Traceback (most recent call last):
  File "/home/user/Creation/programming/test/wx_python/test.py", line 18, in <module>
    watcher = FSWatcher()
  File "/home/user/Creation/programming/test/wx_python/test.py", line 9, in __init__
    super().__init__()
wx._core.wxAssertionError: C++ assertion ""loop"" failed at /usr/src/debug/wxWidgets-3.2.0/src/unix/fswatcher_inotify.cpp(66) in Init(): File system watcher needs an event loop

edit: definitely something weird with my shell, I get the full error on one terminal, and one with that last line missing in another terminal

That’s very new, I don’t have that yet. You probably need a more complete example with a custom frame, put the FSWatcher into the frame and create the frame in app init.
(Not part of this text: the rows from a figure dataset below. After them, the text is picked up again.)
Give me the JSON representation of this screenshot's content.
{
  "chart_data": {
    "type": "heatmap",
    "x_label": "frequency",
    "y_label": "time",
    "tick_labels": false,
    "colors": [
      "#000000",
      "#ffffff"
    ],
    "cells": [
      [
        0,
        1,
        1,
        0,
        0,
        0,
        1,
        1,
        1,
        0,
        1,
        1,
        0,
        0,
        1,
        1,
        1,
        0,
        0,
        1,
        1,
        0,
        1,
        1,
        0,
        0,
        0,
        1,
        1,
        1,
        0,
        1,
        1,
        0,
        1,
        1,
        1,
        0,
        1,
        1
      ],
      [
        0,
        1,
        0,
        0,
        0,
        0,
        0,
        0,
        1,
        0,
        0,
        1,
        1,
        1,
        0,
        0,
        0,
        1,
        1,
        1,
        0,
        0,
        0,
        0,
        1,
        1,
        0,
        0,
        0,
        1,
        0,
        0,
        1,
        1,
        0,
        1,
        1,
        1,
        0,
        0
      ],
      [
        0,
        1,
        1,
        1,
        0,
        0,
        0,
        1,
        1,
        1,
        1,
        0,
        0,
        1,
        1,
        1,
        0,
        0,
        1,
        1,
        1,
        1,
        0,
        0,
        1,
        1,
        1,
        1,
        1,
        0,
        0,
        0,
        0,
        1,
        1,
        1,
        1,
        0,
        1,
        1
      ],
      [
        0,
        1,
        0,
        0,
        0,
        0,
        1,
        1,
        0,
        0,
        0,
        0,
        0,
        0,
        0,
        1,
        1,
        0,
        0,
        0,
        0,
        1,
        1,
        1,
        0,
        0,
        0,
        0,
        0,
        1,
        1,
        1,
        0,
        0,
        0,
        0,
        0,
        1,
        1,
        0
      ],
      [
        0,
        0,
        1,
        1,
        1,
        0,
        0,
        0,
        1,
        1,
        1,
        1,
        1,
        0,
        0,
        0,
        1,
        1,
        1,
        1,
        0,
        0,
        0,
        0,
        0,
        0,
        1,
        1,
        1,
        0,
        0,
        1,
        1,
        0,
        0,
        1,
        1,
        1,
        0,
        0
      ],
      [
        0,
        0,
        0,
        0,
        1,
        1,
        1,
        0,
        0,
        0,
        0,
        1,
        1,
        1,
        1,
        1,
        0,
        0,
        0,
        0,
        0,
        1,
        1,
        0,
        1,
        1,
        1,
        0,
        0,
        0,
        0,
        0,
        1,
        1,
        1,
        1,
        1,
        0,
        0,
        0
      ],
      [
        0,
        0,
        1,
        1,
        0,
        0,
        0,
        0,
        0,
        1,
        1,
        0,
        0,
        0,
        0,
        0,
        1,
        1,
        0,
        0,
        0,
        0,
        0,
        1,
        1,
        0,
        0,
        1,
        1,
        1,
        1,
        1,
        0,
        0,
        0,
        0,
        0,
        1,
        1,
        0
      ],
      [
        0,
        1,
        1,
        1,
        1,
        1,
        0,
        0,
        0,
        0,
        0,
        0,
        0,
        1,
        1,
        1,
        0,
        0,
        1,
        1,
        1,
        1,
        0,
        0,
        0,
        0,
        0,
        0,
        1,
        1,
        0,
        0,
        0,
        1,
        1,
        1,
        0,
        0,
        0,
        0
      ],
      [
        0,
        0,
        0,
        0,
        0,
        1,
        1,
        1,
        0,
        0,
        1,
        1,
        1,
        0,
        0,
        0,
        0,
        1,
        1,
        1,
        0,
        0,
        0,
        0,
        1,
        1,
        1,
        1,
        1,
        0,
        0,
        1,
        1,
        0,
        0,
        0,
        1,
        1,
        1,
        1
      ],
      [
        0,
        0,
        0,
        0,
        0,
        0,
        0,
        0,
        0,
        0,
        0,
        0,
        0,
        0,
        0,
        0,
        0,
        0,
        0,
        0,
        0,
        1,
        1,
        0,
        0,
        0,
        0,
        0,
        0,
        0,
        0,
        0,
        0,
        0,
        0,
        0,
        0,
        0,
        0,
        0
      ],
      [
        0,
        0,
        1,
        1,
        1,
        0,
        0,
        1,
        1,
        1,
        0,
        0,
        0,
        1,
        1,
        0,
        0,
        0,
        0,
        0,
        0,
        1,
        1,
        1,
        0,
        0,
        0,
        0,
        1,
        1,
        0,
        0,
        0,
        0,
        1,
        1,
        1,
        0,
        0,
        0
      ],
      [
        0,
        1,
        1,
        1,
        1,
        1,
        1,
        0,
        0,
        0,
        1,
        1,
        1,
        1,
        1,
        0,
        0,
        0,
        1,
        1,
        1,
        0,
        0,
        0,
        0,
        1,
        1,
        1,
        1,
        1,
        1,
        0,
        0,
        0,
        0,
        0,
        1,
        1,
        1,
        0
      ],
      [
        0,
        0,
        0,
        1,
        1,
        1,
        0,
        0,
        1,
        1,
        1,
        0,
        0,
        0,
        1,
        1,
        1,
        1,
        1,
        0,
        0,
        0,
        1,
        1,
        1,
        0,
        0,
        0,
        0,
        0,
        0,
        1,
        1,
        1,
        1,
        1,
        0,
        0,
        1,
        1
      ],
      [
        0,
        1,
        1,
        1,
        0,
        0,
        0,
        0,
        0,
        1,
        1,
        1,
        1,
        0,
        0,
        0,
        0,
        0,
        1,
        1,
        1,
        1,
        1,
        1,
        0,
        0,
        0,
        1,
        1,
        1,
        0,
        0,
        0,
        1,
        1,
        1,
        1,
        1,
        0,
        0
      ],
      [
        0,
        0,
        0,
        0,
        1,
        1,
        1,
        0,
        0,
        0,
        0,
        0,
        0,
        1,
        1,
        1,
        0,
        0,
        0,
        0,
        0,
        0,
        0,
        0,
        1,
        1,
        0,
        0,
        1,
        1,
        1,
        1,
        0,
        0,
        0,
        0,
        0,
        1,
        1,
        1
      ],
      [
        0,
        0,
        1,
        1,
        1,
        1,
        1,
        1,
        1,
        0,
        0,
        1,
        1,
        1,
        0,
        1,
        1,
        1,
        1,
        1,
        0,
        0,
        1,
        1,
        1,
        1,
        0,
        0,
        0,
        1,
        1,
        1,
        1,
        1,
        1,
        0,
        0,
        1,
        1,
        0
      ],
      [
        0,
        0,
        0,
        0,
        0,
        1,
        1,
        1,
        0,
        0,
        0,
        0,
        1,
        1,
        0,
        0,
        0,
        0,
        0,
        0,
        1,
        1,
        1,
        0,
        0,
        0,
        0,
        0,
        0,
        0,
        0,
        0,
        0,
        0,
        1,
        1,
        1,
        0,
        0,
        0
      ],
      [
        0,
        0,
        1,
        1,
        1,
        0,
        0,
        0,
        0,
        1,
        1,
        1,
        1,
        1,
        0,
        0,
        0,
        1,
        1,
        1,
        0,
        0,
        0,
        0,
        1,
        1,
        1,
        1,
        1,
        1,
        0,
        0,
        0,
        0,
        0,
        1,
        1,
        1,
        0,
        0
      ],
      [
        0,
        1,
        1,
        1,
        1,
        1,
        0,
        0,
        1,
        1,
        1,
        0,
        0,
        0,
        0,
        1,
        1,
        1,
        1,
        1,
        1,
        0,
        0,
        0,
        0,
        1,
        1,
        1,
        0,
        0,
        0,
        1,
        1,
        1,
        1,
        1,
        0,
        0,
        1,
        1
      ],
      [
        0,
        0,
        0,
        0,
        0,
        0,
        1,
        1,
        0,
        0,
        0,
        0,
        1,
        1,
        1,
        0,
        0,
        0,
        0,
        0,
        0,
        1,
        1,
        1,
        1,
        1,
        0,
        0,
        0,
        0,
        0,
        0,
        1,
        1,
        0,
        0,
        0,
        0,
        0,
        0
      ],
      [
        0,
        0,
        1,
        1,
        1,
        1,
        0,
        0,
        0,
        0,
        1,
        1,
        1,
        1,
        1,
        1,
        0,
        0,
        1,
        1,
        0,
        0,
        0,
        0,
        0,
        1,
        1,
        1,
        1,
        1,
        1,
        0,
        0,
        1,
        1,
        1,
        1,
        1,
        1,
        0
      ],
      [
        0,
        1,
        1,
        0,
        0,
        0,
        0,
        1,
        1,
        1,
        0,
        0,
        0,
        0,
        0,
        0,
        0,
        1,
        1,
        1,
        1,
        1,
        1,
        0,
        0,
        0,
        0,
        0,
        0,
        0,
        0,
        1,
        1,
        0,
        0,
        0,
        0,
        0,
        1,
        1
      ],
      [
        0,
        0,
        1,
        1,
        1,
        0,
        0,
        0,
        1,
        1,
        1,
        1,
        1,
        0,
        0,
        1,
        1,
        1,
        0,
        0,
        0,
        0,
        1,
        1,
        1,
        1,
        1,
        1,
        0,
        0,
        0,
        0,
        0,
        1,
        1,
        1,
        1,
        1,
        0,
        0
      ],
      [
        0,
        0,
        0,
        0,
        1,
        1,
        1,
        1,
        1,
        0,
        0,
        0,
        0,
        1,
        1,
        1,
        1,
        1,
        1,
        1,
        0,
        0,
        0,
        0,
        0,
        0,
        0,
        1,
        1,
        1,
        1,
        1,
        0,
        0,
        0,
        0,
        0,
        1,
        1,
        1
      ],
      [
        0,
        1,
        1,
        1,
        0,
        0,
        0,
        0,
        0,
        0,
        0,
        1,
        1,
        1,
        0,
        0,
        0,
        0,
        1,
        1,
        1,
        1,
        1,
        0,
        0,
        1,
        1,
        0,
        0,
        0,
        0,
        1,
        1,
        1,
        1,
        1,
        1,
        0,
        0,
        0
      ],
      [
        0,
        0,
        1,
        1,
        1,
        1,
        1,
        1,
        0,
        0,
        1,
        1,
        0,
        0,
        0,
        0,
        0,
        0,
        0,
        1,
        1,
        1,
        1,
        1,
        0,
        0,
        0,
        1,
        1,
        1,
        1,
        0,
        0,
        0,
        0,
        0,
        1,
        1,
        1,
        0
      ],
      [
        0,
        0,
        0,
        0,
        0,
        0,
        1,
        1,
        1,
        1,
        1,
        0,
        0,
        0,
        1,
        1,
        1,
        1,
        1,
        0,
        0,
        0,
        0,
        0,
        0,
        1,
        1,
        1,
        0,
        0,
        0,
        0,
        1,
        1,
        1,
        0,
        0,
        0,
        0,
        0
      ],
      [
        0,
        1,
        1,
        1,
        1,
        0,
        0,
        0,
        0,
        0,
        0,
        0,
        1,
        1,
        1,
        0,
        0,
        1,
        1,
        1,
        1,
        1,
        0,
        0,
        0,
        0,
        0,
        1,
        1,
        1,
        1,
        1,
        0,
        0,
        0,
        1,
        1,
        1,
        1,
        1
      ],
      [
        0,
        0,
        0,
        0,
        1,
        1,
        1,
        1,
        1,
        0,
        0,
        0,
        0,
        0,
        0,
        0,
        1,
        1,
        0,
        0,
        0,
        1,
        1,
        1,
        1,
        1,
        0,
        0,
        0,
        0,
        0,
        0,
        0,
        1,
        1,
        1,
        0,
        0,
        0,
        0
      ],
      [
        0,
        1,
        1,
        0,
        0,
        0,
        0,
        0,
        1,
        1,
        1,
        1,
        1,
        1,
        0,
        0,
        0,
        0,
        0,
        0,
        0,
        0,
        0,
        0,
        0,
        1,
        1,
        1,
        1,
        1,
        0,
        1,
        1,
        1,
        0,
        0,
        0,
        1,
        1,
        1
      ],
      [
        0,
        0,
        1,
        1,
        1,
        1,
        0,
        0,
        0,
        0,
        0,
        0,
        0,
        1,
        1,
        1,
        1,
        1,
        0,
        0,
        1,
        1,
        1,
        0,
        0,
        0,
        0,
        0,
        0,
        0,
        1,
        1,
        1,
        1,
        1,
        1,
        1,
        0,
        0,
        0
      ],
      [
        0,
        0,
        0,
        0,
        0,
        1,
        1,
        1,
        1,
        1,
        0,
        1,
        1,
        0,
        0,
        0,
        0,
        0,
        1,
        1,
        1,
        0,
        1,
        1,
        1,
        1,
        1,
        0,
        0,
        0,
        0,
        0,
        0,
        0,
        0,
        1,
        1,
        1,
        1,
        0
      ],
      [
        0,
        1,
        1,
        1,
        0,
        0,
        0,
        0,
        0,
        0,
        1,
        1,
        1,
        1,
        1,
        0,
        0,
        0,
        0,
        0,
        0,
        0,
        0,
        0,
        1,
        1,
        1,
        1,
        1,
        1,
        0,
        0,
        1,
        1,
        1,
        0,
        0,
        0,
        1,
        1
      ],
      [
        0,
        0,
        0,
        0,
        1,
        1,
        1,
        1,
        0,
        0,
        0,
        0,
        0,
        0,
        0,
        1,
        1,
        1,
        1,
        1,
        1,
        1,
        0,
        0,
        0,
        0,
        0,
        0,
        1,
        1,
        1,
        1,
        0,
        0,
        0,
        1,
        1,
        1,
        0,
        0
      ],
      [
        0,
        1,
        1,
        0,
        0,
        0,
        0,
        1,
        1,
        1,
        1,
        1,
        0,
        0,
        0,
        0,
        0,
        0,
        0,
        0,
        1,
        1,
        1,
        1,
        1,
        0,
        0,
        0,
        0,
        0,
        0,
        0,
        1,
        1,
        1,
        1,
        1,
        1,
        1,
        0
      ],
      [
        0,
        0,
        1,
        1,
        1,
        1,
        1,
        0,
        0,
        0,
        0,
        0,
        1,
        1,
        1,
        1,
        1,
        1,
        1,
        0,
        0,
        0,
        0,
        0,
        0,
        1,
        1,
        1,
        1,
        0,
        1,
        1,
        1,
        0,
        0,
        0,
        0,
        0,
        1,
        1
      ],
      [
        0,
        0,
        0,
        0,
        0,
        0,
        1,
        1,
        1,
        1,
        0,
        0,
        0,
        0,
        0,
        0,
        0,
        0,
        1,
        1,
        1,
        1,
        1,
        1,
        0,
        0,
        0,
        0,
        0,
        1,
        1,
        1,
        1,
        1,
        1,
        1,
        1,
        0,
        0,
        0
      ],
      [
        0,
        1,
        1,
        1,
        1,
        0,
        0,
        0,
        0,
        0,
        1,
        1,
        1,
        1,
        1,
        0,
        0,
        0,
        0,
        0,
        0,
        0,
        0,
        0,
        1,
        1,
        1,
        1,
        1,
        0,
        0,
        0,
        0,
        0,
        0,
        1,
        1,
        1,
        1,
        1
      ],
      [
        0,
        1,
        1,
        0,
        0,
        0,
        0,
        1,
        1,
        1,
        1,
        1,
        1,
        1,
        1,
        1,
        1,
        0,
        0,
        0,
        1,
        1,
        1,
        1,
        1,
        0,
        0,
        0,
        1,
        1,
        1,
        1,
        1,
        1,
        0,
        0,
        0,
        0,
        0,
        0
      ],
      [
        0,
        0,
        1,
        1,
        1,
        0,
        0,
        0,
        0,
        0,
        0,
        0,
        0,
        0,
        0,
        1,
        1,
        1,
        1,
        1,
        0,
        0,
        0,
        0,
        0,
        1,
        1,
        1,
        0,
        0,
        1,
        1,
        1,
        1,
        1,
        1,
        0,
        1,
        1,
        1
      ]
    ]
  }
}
That should make event loop available.

You can also try wx.DisableAsserts() at the top to suppress overzealous asserts.

Well, that indeed supresses the error, but it doesn’t see any file changes. I guess probably something to do with my wxWidgets version. Either way, it works in kicad, so I can setup my scripting setup for my simple scripts for now (not planning to do any real UI stuff, just planning to play around with the pcbnew api for now).

This topic was automatically closed 90 days after the last reply. New replies are no longer allowed.